Recently, I embarked on a week-long tour of energy conferences, including the ACORE Renewable Energy Policy Forum in Washington DC, the Climate Leadership Conference in Baltimore, and Bloomberg’s New Energy Finance Summit (BNEF) in New York City. While the conferences each had a different focus within the renewable energy and climate space, I noticed key themes in the various sessions and conversations that I had with attendees.
The age of energy abundance
“We’re entering an age of energy abundance.” While this statement is from a speaker at the Bloomberg event, supporting evidence was discussed at all three conferences. Many speakers noted that current and projected natural gas prices remain low and that wholesale electricity generation costs are falling as renewable energy generation with zero marginal cost comes online. Meanwhile, advances in energy efficient technology are driving down total energy use per capita. The combination of new, low-cost renewable electricity supply and energy efficiency seems likely to yield energy abundance for developed countries. Coming 50 years after many predicted we’d literally run out of energy, this is a remarkable turn of events. This new reality also necessitates a shift in mindset for policymakers, the energy industry, and consumers alike: instead of fearing a scarcity in our energy supply, it’s critical that we now focus on limiting energy’s environmental impact.

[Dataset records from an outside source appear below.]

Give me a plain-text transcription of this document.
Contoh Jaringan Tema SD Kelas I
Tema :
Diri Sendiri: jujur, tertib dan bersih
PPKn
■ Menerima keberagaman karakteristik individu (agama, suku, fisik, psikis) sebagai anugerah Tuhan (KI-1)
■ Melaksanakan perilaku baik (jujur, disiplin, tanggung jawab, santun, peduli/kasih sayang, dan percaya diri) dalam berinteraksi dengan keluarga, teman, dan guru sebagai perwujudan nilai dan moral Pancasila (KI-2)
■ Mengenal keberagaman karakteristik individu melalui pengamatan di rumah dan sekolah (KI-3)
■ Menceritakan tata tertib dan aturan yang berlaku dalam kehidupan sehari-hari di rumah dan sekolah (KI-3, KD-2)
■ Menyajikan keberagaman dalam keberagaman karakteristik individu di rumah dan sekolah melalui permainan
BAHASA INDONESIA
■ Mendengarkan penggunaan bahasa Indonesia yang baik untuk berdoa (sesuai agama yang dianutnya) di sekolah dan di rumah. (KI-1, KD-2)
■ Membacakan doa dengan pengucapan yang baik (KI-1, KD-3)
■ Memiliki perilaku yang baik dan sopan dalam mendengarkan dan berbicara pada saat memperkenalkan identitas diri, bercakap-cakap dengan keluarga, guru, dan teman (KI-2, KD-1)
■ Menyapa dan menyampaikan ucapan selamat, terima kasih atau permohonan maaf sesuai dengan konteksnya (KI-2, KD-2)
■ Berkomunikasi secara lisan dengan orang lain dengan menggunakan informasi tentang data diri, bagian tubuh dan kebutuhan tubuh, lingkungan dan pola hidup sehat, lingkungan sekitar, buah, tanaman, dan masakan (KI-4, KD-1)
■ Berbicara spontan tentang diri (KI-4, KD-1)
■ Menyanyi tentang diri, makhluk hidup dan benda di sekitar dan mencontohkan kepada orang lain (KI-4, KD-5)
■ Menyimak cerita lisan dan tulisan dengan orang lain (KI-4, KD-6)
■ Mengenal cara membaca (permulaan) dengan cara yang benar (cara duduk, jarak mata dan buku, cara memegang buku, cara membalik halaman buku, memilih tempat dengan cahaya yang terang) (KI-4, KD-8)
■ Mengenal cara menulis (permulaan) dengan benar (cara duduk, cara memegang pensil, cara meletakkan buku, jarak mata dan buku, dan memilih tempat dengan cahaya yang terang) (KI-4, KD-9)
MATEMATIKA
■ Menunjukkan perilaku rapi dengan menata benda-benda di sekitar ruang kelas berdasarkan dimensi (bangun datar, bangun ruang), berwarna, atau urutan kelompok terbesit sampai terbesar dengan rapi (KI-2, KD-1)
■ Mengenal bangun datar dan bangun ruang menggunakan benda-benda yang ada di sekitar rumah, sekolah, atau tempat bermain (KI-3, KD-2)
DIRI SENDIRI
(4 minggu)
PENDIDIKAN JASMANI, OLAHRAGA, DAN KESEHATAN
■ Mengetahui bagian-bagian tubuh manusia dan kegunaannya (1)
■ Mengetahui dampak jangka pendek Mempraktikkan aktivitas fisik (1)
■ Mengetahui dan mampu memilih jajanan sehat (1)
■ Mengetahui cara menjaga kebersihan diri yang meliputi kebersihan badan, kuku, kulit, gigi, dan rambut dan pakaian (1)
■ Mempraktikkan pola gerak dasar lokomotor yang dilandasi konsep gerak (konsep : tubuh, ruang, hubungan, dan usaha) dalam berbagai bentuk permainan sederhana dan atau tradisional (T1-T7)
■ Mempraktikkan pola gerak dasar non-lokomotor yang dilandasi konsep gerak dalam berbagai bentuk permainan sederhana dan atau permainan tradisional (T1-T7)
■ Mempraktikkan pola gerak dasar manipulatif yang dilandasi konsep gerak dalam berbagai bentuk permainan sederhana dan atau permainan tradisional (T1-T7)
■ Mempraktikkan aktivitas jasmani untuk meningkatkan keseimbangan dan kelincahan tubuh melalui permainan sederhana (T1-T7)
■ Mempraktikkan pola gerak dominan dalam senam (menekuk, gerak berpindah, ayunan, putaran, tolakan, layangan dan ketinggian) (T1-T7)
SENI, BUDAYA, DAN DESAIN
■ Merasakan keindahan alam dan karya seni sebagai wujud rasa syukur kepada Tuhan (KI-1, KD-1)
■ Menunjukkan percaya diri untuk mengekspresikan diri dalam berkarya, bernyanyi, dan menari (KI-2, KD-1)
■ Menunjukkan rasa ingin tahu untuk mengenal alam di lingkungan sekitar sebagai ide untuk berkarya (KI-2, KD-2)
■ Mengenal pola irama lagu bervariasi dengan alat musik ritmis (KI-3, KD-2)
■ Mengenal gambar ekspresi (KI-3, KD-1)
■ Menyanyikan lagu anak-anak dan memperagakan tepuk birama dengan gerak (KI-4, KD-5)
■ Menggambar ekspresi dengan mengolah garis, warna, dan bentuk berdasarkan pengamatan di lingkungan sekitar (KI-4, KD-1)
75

Instead of fearing a scarcity in our energy supply, it’s critical that we now focus on limiting energy’s environmental impact.
The challenge of intermittent generation
The next wave of policy innovation and technological progress supporting renewable energy generation will center around reliable, cost-effective integration of intermittent generation. Large scale wind and solar projects regularly win energy request for proposals (RFPs) with highly competitive prices, so it’s not unreasonable to think that tax credits and grants will be allowed to fade away. But now the next chapter begins: we need new rules guiding how intermittent supply is valued, larger wholesale energy markets, more energy storage deployment, and clear market signals to shift demand. More progressive policies in these areas are actively being discussed and implementation will enable continued rapid deployment of renewable energy generation.
All eyes on transportation
In 1990, the electricity sector was the single largest emitter of carbon dioxide emissions (CO2), responsible for roughly 25% more emissions than the transportation sector (the second largest emitter). Over time, the emissions profiles of the two sectors slowly converged, and in 2017 the transportation sector took the lead as the largest source of emissions. This statistic was clearly weighing prominently on conference attendees’ minds. Although none of the conferences I attended were explicitly about transportation or electric vehicles, all three included multiple sessions and much hallway conversation about the transportation sector, the environmental challenges it presents, and how it’s likely to evolve in the decades ahead.
Similar to the adoption of solar photovoltaic technology a decade ago, the EV story today is one of high growth rates on a very small existing base. Applying the solar adoption model to EVs today, conventional wisdom predicts that in another decade, we will see an exponential increase in the number of EVs on the roads globally. In fact, BNEF’s most recent Electric Vehicle Outlook predicts this number will hit 30 million by 2030. Activities and policies that will support this outcome, including an expanded public charging network, more EV options for consumers, less expensive batteries, and continued subsidies at the state and federal level are all currently or soon-to-be underway.
…in another decade, we will see an exponential increase in the number of EVs on the roads globally.
RECs remain a critical ingredient
All three conferences provided ample evidence of the critical role that renewable energy certificates (RECs) play in tracking the generation and use of renewable energy. RECs are indisputably the currency of renewable energy transactions, whether meeting renewable portfolio standards (RPS) or tracking voluntary renewable energy purchases. However, it’s challenging to maintain the accounting integrity of RECs in an age of distributed solar and cap-and-trade systems that overlap state RPS guidelines set up to protect the voluntary market. Going forward, I anticipate that electrification of the transportation system will bring even more tracking and attribution challenges. It seems clear that all market participants benefit when everyone is clear what a REC represents, when everyone can trust that a REC hasn’t been double-claimed, and when market rules are aligned. One concrete action in support of these outcomes might be for every tracking system to adopt a policy of all-generation tracking; the New England Power Pool (NEPOOL), PJM General Attribute Tracking System (GATS), and New York GATS have all been built this way and it helps with tracking across state boundaries.
The meta theme of continuous change undergirds everything in the energy industry and the tricky part — as always — is to know which topics will still be relevant two, five, and ten years from now. As I reflect on these recent industry conferences, I believe that these four themes — recalibrating to an age of energy abundance, addressing intermittent generation, decreasing transportation emissions, and supporting effective systems for tracking renewable energy generation and use — will stand the test of time.